Она оттолкнула Содора, который пытался что-то объяснить, и бросилась к балагану отца. Толпа расступилась перед ней, как вода перед носом лодки, их испуганные, сочувствующие лица проносились мимо. Кейта ворвалась внутрь, готовая увидеть что угодно — следы борьбы, кровь, злых духов. Но балаган был пуст. Идеально пуст. Шкура на месте отца была аккуратно сложена. Его бубен и ритуальные предметы лежали на своем месте. Ничто не говорило о похищении или борьбе. Он просто… исчез.
В центре балагана, на коленях у холодного очага, сидел старый Эрдэни. Он не обернулся на ее появление. Старейшина внимательно, почти не моргая, изучал остывшие угли, словно читал в них какое-то тайное послание.
— Где он? — спросила Кейта практически в приказном тоне, и ее голос дрожал от сдерживаемых эмоций. — Что здесь произошло, Эрдэни? Где мой отец!
Старый шаман медленно поднял голову. Его лицо было похоже на высеченную из камня маску скорби.
— Его здесь нет, дитя, — сказал он тихо. — Ни его тела, ни его духа.
— Но как⁈ — удаганка в ярости обвела руками пустое жилище. — Он не мог уйти сам, даже если вышел из камлания! Его тело было слабо!
— Он и не уходил, — Эрдэни поднялся, опираясь на свой посох. — Его забрали.
Старейшина указал концом посоха на центр очага. Кейта подошла ближе и посмотрела. Среди серого пепла она увидела то, чего не заметила раньше. Небольшой, оплавленный след. Словно сюда на мгновение ударила молния, но не с неба, а из-под земли. И запах… мерзкий запах, как после ливня в болотистной местности.

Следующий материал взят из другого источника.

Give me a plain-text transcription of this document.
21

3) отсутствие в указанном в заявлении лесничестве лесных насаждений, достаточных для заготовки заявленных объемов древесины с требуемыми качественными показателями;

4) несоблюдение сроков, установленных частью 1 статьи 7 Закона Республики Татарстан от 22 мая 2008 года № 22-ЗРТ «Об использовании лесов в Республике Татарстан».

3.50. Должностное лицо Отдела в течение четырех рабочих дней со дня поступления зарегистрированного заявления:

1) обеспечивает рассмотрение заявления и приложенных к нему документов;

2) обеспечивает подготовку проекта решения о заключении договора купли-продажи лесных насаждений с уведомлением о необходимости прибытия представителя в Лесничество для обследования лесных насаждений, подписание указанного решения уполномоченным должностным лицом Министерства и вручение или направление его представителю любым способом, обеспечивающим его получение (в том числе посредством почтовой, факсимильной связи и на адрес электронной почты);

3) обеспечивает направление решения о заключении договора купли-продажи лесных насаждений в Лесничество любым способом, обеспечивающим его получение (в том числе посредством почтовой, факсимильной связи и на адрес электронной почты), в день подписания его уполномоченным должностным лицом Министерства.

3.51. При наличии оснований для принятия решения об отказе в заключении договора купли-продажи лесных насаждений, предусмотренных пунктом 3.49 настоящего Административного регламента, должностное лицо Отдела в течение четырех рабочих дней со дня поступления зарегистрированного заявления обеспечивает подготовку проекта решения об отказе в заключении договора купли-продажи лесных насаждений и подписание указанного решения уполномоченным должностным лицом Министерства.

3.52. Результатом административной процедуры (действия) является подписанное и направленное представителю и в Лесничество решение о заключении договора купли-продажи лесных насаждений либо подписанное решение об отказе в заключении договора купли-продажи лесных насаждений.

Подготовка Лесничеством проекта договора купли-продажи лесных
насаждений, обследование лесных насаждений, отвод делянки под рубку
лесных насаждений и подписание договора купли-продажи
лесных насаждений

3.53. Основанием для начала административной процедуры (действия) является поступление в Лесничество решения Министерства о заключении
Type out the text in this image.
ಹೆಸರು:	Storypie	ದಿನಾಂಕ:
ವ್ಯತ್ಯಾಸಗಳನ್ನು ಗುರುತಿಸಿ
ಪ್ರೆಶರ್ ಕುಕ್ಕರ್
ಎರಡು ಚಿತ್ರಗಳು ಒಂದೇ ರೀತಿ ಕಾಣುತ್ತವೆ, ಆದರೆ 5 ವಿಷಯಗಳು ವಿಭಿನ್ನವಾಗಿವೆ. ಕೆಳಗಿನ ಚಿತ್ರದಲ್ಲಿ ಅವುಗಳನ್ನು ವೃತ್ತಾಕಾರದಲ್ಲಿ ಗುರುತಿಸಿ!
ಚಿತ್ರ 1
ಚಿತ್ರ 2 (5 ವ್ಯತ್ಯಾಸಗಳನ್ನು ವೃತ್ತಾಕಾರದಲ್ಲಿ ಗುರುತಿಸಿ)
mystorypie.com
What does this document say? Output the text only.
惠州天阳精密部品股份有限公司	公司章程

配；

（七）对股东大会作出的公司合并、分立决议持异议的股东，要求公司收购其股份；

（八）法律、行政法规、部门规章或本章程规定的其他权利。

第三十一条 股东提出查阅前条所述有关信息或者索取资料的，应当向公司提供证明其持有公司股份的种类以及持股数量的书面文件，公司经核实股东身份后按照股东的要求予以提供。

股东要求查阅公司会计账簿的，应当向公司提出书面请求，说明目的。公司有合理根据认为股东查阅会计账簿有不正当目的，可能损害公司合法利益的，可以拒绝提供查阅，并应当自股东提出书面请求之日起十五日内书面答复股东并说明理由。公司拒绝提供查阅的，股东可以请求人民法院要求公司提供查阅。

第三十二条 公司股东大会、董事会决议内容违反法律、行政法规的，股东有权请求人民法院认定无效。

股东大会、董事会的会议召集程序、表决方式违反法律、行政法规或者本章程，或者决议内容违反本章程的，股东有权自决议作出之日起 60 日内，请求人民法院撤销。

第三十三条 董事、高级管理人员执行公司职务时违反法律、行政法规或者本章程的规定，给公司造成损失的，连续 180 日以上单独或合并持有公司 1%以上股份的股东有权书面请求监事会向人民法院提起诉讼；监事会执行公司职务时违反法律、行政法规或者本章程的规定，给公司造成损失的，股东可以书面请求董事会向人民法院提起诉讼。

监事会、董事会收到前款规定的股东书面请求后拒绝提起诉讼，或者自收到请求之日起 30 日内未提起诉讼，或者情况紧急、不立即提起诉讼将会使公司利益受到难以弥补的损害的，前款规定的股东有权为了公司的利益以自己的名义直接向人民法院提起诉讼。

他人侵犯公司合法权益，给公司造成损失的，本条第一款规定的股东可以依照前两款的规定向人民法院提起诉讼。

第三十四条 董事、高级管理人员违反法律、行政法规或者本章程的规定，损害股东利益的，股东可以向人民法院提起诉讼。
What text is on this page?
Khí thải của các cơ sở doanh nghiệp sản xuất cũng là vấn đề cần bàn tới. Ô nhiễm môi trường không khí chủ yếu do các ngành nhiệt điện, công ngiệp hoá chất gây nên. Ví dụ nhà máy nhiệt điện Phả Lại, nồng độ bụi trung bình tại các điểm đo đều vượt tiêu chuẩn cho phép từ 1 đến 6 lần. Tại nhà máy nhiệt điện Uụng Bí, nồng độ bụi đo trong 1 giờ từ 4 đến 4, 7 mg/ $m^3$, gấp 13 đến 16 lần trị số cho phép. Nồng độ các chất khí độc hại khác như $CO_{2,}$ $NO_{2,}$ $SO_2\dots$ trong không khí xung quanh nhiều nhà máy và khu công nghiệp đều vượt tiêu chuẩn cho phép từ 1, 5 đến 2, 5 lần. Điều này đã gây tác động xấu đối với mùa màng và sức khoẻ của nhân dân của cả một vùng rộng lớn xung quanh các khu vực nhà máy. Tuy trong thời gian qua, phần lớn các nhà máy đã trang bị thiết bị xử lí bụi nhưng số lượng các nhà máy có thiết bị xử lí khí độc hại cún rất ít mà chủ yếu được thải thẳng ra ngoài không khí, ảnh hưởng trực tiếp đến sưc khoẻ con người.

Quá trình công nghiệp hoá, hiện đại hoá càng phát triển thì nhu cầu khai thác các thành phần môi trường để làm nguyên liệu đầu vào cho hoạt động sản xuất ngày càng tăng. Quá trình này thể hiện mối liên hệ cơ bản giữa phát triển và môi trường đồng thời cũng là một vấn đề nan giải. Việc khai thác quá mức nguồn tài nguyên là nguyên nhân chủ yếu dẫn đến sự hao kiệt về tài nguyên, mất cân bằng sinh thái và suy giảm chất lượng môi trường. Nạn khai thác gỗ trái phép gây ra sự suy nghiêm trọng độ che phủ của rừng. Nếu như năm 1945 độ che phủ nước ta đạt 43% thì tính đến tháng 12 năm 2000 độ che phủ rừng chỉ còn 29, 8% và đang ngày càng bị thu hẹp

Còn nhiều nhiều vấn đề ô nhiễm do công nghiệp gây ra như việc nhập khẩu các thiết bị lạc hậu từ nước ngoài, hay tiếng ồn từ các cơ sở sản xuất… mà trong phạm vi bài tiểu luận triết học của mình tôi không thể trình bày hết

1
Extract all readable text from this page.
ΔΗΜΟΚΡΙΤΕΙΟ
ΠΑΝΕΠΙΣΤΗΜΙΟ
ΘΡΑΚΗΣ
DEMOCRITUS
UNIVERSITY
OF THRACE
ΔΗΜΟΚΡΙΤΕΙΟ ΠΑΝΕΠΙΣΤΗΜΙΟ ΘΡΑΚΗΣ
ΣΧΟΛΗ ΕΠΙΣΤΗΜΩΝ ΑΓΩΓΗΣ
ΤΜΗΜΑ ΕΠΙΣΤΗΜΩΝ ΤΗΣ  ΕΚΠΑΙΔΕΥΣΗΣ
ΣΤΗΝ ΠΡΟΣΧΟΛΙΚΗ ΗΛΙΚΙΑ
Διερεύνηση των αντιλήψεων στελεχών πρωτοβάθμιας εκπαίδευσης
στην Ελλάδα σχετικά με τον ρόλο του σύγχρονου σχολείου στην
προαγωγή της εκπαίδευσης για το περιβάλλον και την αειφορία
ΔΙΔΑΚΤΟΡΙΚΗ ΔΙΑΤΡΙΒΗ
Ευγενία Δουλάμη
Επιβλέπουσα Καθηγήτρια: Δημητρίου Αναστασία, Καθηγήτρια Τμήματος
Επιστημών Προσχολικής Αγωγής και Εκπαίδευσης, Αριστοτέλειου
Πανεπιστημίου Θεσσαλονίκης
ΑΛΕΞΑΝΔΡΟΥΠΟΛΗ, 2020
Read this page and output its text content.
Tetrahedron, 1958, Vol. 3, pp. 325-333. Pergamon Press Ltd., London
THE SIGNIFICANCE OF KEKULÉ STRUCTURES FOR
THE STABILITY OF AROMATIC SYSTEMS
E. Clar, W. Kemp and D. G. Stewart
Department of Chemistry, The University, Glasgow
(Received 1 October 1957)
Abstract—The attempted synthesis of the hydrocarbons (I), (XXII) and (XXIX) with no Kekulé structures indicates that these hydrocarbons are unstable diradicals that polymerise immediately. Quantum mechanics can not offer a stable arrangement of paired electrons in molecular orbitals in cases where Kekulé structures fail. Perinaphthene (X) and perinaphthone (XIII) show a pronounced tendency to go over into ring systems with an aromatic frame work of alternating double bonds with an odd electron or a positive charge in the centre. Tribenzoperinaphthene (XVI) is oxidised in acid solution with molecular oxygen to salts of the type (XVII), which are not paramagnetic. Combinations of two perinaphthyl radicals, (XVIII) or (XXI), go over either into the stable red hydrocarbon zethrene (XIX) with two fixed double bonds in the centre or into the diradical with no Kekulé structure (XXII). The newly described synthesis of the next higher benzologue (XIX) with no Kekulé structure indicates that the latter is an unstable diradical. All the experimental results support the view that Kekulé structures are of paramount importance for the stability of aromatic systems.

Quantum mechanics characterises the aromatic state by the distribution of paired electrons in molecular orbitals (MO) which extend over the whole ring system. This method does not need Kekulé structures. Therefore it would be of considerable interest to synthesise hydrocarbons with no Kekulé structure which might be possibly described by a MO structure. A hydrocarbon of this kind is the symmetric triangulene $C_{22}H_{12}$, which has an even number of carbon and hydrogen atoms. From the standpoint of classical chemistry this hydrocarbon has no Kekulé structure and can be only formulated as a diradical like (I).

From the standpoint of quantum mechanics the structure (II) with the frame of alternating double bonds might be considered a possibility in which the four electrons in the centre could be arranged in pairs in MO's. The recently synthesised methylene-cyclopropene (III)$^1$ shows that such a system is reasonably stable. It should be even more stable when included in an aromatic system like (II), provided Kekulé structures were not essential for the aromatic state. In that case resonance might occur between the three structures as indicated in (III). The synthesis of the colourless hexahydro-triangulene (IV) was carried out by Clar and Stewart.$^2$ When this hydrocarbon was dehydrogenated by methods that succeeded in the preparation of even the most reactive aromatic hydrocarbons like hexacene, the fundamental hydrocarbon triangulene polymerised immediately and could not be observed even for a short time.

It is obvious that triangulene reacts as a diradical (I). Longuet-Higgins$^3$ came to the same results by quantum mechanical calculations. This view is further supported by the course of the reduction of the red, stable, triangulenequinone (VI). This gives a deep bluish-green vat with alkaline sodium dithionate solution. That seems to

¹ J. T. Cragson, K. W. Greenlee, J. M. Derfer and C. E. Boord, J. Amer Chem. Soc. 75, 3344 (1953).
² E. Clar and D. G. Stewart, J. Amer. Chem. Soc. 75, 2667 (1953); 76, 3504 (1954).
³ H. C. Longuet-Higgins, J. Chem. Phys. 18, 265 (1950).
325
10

— Что это? — прошептала она.
— Это след, — ответил Эрдэни, проведя взглядом по нему. — След того, кто может проходить между мирами, не прибегая к камланию. Кто может забрать не только тело, но и душу, вырвав ее прямо из потока.
Старейшина посмотрел на Кейту, и в его глазах была бесконечная усталость.
— Я видел этот след лишь однажды. Много-много зим назад, когда я был еще совсем молодым учеником бубна. Тогда наш айыл поразила страшная болезнь: дети чахли, скот умирал, а ночами из леса доносились такие крики, что кровь стыла в жилах. Наш тогдашний верховный шаман, мой учитель, ушел в камлание, чтобы найти причину. И не вернулся. — он замолчал, и Кейта видела, как по морщинистому лицу пробежала тень давнего ужаса. — Мы ждали его три дня и три ночи. А потом из его балагана повалил черный дым. Мы ворвались внутрь и увидели… его. Владыку Нижнего мира — Эрлика. Он не был тенью, злой дух соткал себе временное тело из страха, боли и дыхания смерти, что царили в нашем айыле. Эрлик стоял над телом моего учителя и смеялся во весь голос.
Старик содрогнулся.
— Он сказал, что наш мир ему наскучил. Что он устал ждать, пока мы сами себя уничтожим, и решил немного ускорить процесс. Эрлик предложил нам выбор: либо мы все добровольно преклоним перед ним колени и станем его верными рабами, либо он заберет души наших детей одну за другой, пока от постылого шаманского рода, поклоняющегося так ненавистной им Хранительнице Лесов, не останется лишь пустое место.
— И что вы сделали? — прошептала Кейта, боясь услышать ответ.
— Мы были в отчаянии, были готовы сдаться. Но тогда… тогда появился твой отец. Алтан. Он не был тогда еще верховным шаманом, лишь молодым, но самым сильным учеником из нас. Только он один осмелился бросить вызов Эрлику.
Эрдэни посмотрел на дочь вождя, и в его глазах блеснула гордость.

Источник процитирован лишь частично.